J’avais perdu la notion du temps. De mon temps. De son temps. Mais je n’avais pas le temps de penser. J’aurais pu repeindre tous les étages de la Tour Eiffel si cela avait changé quelque chose.

 

Pierre a rappelé : « Vous avez rendez-vous avec le professeur Israël demain matin à Bobigny. Je le connais bien. Je lui ai expliqué. » Je savais qu’il fallait des mois pour obtenir un rendez-vous chez ce cancérologue.
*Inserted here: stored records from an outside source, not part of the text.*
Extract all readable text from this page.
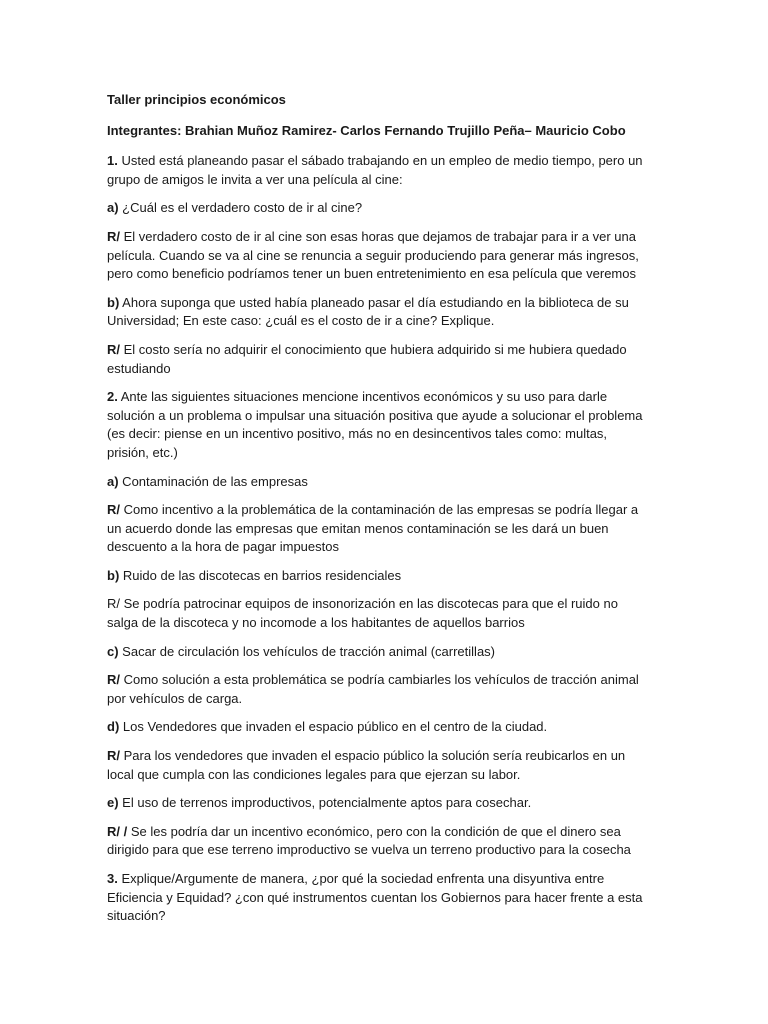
Taller principios económicos
Integrantes: Brahian Muñoz Ramirez- Carlos Fernando Trujillo Peña– Mauricio Cobo
1. Usted está planeando pasar el sábado trabajando en un empleo de medio tiempo, pero un grupo de amigos le invita a ver una película al cine:
a) ¿Cuál es el verdadero costo de ir al cine?
R/ El verdadero costo de ir al cine son esas horas que dejamos de trabajar para ir a ver una película. Cuando se va al cine se renuncia a seguir produciendo para generar más ingresos, pero como beneficio podríamos tener un buen entretenimiento en esa película que veremos
b) Ahora suponga que usted había planeado pasar el día estudiando en la biblioteca de su Universidad; En este caso: ¿cuál es el costo de ir a cine? Explique.
R/ El costo sería no adquirir el conocimiento que hubiera adquirido si me hubiera quedado estudiando
2. Ante las siguientes situaciones mencione incentivos económicos y su uso para darle solución a un problema o impulsar una situación positiva que ayude a solucionar el problema (es decir: piense en un incentivo positivo, más no en desincentivos tales como: multas, prisión, etc.)
a) Contaminación de las empresas
R/ Como incentivo a la problemática de la contaminación de las empresas se podría llegar a un acuerdo donde las empresas que emitan menos contaminación se les dará un buen descuento a la hora de pagar impuestos
b) Ruido de las discotecas en barrios residenciales
R/ Se podría patrocinar equipos de insonorización en las discotecas para que el ruido no salga de la discoteca y no incomode a los habitantes de aquellos barrios
c) Sacar de circulación los vehículos de tracción animal (carretillas)
R/ Como solución a esta problemática se podría cambiarles los vehículos de tracción animal por vehículos de carga.
d) Los Vendedores que invaden el espacio público en el centro de la ciudad.
R/ Para los vendedores que invaden el espacio público la solución sería reubicarlos en un local que cumpla con las condiciones legales para que ejerzan su labor.
e) El uso de terrenos improductivos, potencialmente aptos para cosechar.
R/ / Se les podría dar un incentivo económico, pero con la condición de que el dinero sea dirigido para que ese terreno improductivo se vuelva un terreno productivo para la cosecha
3. Explique/Argumente de manera, ¿por qué la sociedad enfrenta una disyuntiva entre Eficiencia y Equidad? ¿con qué instrumentos cuentan los Gobiernos para hacer frente a esta situación?
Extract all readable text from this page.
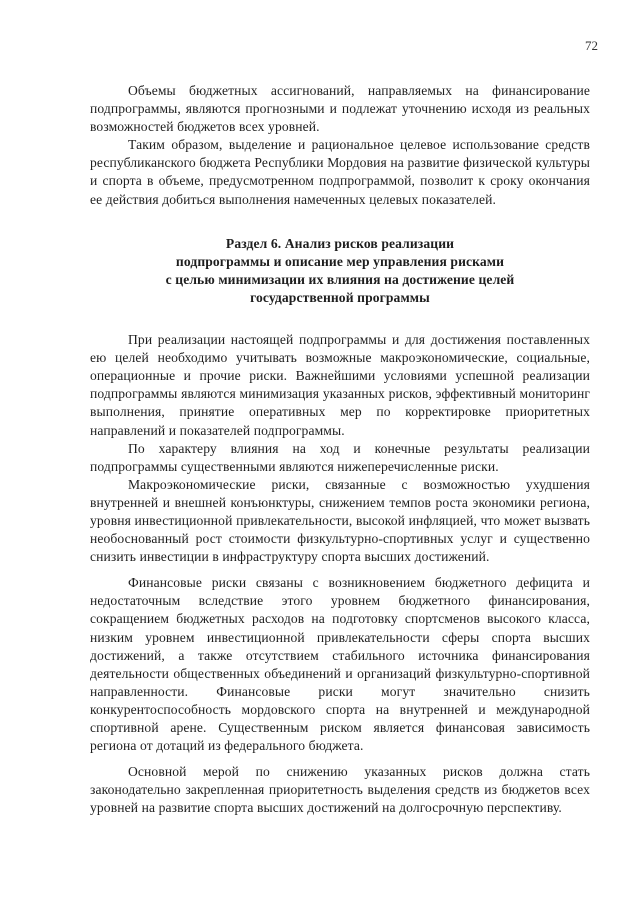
72

Объемы бюджетных ассигнований, направляемых на финансирование подпрограммы, являются прогнозными и подлежат уточнению исходя из реальных возможностей бюджетов всех уровней.

Таким образом, выделение и рациональное целевое использование средств республиканского бюджета Республики Мордовия на развитие физической культуры и спорта в объеме, предусмотренном подпрограммой, позволит к сроку окончания ее действия добиться выполнения намеченных целевых показателей.

Раздел 6. Анализ рисков реализации
подпрограммы и описание мер управления рисками
с целью минимизации их влияния на достижение целей
государственной программы

При реализации настоящей подпрограммы и для достижения поставленных ею целей необходимо учитывать возможные макроэкономические, социальные, операционные и прочие риски. Важнейшими условиями успешной реализации подпрограммы являются минимизация указанных рисков, эффективный мониторинг выполнения, принятие оперативных мер по корректировке приоритетных направлений и показателей подпрограммы.

По характеру влияния на ход и конечные результаты реализации подпрограммы существенными являются нижеперечисленные риски.

Макроэкономические риски, связанные с возможностью ухудшения внутренней и внешней конъюнктуры, снижением темпов роста экономики региона, уровня инвестиционной привлекательности, высокой инфляцией, что может вызвать необоснованный рост стоимости физкультурно-спортивных услуг и существенно снизить инвестиции в инфраструктуру спорта высших достижений.

Финансовые риски связаны с возникновением бюджетного дефицита и недостаточным вследствие этого уровнем бюджетного финансирования, сокращением бюджетных расходов на подготовку спортсменов высокого класса, низким уровнем инвестиционной привлекательности сферы спорта высших достижений, а также отсутствием стабильного источника финансирования деятельности общественных объединений и организаций физкультурно-спортивной направленности. Финансовые риски могут значительно снизить конкурентоспособность мордовского спорта на внутренней и международной спортивной арене. Существенным риском является финансовая зависимость региона от дотаций из федерального бюджета.

Основной мерой по снижению указанных рисков должна стать законодательно закрепленная приоритетность выделения средств из бюджетов всех уровней на развитие спорта высших достижений на долгосрочную перспективу.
Et je savais aussi que ce serait la petite lumière dans le tunnel qui venait de s’effondrer sur mon Langellier.

 

Je lui ai dit dans la voiture.

 

Il a été surpris. Mas j’ai senti un frémissement d’espoir.

 

Il fallait encore prévenir. Ben oui, prévenir sa famille, ses parents, ses deux frères. Et la mienne. Je l’ai fait sans craquer. Le combat venait de commencer.

 

C’était un lundi 15 septembre. Alors pour ceux qui me disent d’aller de l’avant, qu’ils sachent bien avant de parler que je n’ai jamais reculé.